Me puse a ver, a tocar y manipular la manguera. En ese momento, me puse todavía más nervioso
porque vi una burbuja ir lentamente hacia mí por la manguera. Preocupado trataba de devolverla o detenerla
para que no entrara en mí porque había escuchado que si entraba aire a mi
torrente sanguíneo me podría dar un paro cardiaco. Entonces, hice muchos intentos para detener o
devolver la burbuja pero no era capaz y lentamente se iba acercando a mi
cuerpo. Nervioso, vi como pasaba por el
catéter y ya esperaba que me diera algo, pero extrañado por lo sucedido no
sentí nada raro. Todo estaba normal,
solamente mi corazón latía rápidamente por los nervios.
El
sueño me ganó y caí dormido. Tal vez una
hora pasaría más o menos cuando comenzó a sonar mi celular. Era mi mamá, quién me preguntó: -¿Cómo
sigue?-. Yo le dije: -Bien, estaba
dormido y solamente me duele un poco el estómago-. Le comenté mi experiencia con la burbuja y
nada más se rio de mí. Me pasó a mi
novia y ella me dijo que mi papá había llegado a la ciudad y que iría hasta el
hospital para llevarlas en el carro hasta mi casa, aunque no quería dejarme
solo. Yo acepté la decisión, le envié un
beso y colgué.
Ahora
el problema era volver a quedarme dormido. Una de las enfermeras se acercó a mi
cubículo, me tomó el pulso, la tensión y la temperatura, mientras me
preguntaba: -¿Cómo se siente? Y yo
respondía: -Bien, aunque me duele un poco el estómago-. Esta vez, tomó una muestre de sangre y nuevamente
se retiró y quedé solo en mi aburrimiento.
Como
por arte de magia me dejé llevar por el grato poder de Hypnos y caí dormido
otra vez. Un dulce beso en mi boca me
despertó, era mi novia a quien habían dejado entrar al hospital porque hubo
cambio de turno del vigilante y ya permitían el ingreso de un acompañante por
persona. Eran las ocho de la mañana y la
enfermera pasaba otra vez para tomarme el pulso, la tensión y la temperatura,
mientras me preguntaba lo mismo de siempre y yo le respondía lo mismo.
Mi
novia a escondidas había ingresado clandestinamente una chocolatina y unas
galleras de miel. Con eso desayuné. Luego le pedí el favor de prestarme el libro
de las tragedias griegas para leer un rato, mientras ella jugaba un rato con mi
celular.
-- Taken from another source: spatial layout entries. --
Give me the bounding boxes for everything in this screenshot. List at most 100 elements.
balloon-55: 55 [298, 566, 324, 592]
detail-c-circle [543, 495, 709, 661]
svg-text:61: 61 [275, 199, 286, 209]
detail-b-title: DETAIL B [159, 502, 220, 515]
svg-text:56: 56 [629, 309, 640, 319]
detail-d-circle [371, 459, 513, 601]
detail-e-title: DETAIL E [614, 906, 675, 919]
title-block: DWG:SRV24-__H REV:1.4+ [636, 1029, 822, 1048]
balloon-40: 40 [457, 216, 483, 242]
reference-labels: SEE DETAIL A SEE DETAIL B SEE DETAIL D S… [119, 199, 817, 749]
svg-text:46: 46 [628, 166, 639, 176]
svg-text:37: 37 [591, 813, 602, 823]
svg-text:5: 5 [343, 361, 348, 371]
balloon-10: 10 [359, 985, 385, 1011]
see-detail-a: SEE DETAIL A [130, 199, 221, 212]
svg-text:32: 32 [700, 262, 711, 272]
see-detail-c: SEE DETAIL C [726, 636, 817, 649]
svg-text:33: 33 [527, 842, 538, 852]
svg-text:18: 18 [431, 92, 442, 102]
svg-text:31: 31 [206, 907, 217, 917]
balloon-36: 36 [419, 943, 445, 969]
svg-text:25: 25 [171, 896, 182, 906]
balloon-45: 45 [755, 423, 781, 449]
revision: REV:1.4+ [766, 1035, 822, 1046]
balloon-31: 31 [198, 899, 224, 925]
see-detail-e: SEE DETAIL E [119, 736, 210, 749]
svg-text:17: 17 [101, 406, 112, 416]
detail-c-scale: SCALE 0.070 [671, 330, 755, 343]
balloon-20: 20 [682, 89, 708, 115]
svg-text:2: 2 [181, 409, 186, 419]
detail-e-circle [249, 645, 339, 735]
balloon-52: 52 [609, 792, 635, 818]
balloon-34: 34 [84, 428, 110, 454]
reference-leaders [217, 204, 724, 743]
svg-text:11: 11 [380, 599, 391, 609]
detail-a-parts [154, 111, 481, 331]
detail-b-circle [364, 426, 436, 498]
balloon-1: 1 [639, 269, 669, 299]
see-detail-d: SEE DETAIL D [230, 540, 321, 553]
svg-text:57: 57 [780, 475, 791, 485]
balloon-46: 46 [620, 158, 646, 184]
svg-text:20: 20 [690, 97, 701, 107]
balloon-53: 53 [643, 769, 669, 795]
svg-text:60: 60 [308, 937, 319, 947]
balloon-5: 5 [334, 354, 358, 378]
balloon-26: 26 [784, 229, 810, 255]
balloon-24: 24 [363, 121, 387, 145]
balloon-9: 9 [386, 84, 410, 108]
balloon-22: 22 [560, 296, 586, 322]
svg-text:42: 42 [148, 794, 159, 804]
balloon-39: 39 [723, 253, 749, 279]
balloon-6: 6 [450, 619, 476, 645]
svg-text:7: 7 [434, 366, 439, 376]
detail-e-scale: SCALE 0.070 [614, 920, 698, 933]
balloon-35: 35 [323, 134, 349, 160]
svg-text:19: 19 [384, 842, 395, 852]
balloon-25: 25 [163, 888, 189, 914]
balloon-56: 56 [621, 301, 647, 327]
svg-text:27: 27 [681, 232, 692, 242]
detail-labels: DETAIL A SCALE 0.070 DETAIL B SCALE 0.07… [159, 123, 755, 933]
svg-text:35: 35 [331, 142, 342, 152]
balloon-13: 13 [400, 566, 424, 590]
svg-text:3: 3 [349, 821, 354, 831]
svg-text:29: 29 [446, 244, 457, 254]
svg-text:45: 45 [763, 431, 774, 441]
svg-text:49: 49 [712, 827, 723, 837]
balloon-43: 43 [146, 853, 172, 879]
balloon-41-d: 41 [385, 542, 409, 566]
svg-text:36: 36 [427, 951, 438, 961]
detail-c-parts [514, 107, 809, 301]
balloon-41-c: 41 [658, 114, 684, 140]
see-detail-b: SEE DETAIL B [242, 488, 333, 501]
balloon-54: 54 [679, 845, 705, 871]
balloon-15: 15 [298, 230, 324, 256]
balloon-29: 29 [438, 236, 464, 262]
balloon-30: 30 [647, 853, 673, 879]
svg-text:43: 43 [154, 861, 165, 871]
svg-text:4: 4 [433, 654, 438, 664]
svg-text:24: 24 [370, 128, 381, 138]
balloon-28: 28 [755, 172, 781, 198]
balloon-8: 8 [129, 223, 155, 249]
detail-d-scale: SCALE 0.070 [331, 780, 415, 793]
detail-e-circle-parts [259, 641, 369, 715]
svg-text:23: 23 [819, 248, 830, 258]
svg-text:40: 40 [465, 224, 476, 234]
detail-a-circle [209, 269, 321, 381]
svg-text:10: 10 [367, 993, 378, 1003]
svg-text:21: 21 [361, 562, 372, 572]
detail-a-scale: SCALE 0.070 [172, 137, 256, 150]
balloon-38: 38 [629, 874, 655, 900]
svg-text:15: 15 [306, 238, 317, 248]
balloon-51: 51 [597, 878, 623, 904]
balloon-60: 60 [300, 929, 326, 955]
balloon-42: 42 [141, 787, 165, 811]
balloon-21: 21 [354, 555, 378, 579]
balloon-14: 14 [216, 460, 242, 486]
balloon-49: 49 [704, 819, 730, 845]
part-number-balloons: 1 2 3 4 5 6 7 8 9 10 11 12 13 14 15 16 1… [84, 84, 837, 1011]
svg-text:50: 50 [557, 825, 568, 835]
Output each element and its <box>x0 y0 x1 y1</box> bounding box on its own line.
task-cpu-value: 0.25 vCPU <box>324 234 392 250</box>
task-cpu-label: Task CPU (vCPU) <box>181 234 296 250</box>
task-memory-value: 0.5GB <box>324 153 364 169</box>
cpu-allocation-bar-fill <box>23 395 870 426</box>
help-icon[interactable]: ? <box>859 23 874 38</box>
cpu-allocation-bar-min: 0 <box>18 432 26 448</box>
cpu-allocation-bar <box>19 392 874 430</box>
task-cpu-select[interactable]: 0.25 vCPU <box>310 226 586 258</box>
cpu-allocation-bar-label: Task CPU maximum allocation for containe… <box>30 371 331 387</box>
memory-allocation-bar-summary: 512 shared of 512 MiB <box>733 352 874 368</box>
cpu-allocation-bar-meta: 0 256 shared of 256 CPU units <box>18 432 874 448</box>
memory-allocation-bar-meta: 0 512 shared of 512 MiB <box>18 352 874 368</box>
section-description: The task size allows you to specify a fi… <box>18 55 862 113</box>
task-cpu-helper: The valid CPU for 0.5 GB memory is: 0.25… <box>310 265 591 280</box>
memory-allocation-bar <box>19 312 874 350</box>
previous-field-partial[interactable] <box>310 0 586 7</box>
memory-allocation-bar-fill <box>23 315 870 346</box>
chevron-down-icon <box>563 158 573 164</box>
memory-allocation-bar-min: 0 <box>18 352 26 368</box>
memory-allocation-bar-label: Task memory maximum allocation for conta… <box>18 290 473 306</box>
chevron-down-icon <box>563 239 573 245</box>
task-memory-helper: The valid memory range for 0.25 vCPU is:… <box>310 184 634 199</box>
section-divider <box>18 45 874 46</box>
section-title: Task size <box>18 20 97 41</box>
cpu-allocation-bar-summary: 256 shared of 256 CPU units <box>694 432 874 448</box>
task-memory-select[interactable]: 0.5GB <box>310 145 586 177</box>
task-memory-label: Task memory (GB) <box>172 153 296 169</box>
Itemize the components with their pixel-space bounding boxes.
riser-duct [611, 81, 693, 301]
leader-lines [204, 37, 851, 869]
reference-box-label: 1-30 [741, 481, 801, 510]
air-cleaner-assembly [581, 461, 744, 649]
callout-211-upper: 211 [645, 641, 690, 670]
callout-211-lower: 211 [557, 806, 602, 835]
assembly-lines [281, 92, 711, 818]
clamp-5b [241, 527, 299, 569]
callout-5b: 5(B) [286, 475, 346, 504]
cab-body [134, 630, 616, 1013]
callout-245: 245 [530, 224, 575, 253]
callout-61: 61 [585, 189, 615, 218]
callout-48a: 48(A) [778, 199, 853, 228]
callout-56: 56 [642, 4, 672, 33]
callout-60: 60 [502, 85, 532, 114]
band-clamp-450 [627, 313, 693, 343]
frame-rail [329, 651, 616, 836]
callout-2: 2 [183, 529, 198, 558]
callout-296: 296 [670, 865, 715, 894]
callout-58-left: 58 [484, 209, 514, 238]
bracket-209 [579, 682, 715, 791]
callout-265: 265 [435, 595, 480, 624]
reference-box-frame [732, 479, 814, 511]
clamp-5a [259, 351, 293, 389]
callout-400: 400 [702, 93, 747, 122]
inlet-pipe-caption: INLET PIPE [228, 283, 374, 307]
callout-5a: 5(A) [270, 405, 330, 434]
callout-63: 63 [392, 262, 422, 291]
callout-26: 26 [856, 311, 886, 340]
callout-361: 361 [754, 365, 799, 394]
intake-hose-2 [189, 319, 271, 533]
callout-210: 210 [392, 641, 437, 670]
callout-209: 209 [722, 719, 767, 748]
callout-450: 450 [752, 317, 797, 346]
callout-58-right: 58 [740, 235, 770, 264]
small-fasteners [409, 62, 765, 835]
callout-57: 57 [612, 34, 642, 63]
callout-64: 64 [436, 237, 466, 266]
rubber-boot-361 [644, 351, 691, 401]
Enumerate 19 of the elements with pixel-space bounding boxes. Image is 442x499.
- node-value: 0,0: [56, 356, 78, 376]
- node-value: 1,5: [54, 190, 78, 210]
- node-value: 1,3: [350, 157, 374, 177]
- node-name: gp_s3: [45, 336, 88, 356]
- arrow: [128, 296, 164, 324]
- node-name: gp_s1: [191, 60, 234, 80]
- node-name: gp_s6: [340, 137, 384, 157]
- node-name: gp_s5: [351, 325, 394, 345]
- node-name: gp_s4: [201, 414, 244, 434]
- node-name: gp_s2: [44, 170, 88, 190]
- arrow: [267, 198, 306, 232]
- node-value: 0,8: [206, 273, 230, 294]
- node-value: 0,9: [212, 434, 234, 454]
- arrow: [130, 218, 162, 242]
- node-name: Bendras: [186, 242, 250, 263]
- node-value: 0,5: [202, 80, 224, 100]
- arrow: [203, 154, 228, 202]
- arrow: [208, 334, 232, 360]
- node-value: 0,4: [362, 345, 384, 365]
Al cabo de un par de horas, el
médico de gafas que estuvo cuando perdí el conocimiento, llegó con unos
papeles, me saludó y me preguntó: -¿Cómo se siente? ¿Cómo durmió? ¿Le duele
algo?- Además, me dijo que me iba a dar
la salida porque no encontró ningún inconveniente en los exámenes que me habían
realizado, que podía irme a descansar a mi casa junto con una incapacidad
médica por dos días.
Yo
estaba feliz porque volvía a mi casa, me retirarían el catéter y descansaría un
rato de la universidad y el trabajo.
Pero lo que yo no sabía, sería que la fiebre, el dolor de cabeza, el
dolor seco en mis articulaciones, el dolor de estómago duraría por una semana
más. Que tendría que volver al hospital
a la semana siguiente porque no soportaba más el malestar y además, que esta
vez me hospitalizaran por doce días, por una bacteria llamada Salmonella y así,
pasando la semana más aburrida de toda mi vida.